Bahkan, lanjut Prof Haedar, harus ada proses demokratisasi syiar Muhammadiyah. Artinya semarak Muktamar dan dakwah Muhammadiyah tidak hanya terkosentrai di Yogyakarta, Surakarta maupun Jakarta, teapi juga meluas hingga ke wilayah dan daerah.
“Dengan itu, maka Muktamar akan dapat dirasakan langsung oleh masyarakat luas.
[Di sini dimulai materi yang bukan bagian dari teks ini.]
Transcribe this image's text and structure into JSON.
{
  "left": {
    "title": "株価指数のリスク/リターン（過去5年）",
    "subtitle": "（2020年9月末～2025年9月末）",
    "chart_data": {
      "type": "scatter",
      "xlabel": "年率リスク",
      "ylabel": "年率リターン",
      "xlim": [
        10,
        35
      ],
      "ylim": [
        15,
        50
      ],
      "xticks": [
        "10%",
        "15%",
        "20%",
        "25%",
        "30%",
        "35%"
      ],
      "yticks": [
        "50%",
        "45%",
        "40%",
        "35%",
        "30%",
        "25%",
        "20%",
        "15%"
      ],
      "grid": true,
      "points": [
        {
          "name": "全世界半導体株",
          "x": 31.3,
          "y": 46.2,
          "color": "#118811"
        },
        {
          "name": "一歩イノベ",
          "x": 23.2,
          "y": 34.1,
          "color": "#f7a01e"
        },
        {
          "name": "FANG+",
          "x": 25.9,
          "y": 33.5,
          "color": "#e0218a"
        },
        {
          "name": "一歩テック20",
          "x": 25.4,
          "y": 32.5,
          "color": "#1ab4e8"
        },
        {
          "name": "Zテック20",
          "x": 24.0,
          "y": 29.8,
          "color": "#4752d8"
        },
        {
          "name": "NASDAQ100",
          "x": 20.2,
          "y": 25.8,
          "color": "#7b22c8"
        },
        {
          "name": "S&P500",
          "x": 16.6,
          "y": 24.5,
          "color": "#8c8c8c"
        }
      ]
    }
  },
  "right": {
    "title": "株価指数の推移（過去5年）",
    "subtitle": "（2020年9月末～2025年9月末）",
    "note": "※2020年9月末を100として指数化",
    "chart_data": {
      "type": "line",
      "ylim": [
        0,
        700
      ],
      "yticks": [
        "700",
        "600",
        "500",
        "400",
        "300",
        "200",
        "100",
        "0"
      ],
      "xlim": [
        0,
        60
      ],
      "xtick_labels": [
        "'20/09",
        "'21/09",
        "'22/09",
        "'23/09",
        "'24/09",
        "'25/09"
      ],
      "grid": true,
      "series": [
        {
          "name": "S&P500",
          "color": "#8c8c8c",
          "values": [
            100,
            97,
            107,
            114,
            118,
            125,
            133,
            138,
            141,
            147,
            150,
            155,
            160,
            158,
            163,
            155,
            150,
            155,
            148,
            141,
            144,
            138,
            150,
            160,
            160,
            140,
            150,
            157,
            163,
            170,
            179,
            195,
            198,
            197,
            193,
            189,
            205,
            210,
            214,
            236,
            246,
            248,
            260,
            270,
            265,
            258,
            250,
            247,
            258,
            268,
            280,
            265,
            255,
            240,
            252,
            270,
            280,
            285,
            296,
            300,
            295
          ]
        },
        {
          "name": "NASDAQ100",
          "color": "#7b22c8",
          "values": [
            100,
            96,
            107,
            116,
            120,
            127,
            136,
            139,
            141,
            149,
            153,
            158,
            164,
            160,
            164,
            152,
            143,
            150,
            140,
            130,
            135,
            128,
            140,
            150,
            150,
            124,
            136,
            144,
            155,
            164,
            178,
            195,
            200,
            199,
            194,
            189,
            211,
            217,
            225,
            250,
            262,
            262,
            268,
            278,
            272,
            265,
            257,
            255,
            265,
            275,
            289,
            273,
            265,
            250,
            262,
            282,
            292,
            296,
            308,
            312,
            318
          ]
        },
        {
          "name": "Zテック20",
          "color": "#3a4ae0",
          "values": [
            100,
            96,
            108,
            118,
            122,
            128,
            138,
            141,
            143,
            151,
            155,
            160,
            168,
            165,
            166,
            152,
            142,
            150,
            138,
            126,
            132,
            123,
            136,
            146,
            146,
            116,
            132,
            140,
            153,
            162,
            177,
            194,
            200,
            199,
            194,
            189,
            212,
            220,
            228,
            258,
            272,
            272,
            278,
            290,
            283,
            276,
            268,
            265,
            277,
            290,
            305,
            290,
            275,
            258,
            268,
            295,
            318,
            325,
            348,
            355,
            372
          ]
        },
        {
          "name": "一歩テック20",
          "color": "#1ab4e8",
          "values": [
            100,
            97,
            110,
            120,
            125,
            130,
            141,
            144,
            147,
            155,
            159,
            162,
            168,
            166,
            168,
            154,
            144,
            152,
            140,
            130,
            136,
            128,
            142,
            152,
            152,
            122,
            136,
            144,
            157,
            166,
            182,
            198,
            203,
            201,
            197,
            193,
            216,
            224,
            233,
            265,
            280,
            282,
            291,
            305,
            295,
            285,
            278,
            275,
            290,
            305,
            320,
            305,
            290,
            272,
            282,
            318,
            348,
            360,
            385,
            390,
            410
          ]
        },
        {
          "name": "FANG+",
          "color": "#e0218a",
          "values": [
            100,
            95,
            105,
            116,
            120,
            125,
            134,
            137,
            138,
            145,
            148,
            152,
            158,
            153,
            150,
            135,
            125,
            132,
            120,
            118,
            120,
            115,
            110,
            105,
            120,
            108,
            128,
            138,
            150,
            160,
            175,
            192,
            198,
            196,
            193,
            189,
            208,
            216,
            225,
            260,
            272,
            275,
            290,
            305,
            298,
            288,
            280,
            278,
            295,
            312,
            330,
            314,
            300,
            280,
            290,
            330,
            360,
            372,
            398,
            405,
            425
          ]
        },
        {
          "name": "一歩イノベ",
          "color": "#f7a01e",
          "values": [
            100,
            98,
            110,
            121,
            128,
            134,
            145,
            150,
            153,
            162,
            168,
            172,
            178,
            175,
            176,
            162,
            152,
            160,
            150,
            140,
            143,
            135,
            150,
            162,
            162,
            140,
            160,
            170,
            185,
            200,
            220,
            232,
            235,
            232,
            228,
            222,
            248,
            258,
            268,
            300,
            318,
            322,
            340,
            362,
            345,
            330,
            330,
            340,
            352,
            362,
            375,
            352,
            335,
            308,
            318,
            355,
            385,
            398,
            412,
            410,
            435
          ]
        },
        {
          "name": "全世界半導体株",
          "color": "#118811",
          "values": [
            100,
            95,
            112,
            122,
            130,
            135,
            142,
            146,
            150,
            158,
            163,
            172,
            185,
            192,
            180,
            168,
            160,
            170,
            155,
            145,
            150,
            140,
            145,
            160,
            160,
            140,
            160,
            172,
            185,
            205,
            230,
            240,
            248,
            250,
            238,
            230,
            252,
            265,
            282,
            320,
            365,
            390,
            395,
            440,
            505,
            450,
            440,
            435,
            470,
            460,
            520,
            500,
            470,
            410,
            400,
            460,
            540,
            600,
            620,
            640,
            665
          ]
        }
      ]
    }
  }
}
Apalagi tidak semua warga persyarikatan bisa hadir di arena Muktamar, maka saatnya kita konversi seluruh rangkaian informasi, acara-acara dan publikasi yang disyiarkan secara digital,” kata Haedar.
Karena itu, kata Prof Haedar, kendala-kendala yang dihadapi daerah harus jadi pikiran MPI, bagaimana caranya memanfaatkan perangkat amal usaha Muhammadiyah di daerah untuk mengatasinya.
“Sudah saatnya, selain jaringan organisasi, maka seluruh perangkat amal usaha yang kita miliki di daerah, mulai dari sekolah, perguruan tinggi, RS dan lainnya kita mobilisasi untuk menjadi tempat syiar di seluruh tempat,” pungkasnya. (*)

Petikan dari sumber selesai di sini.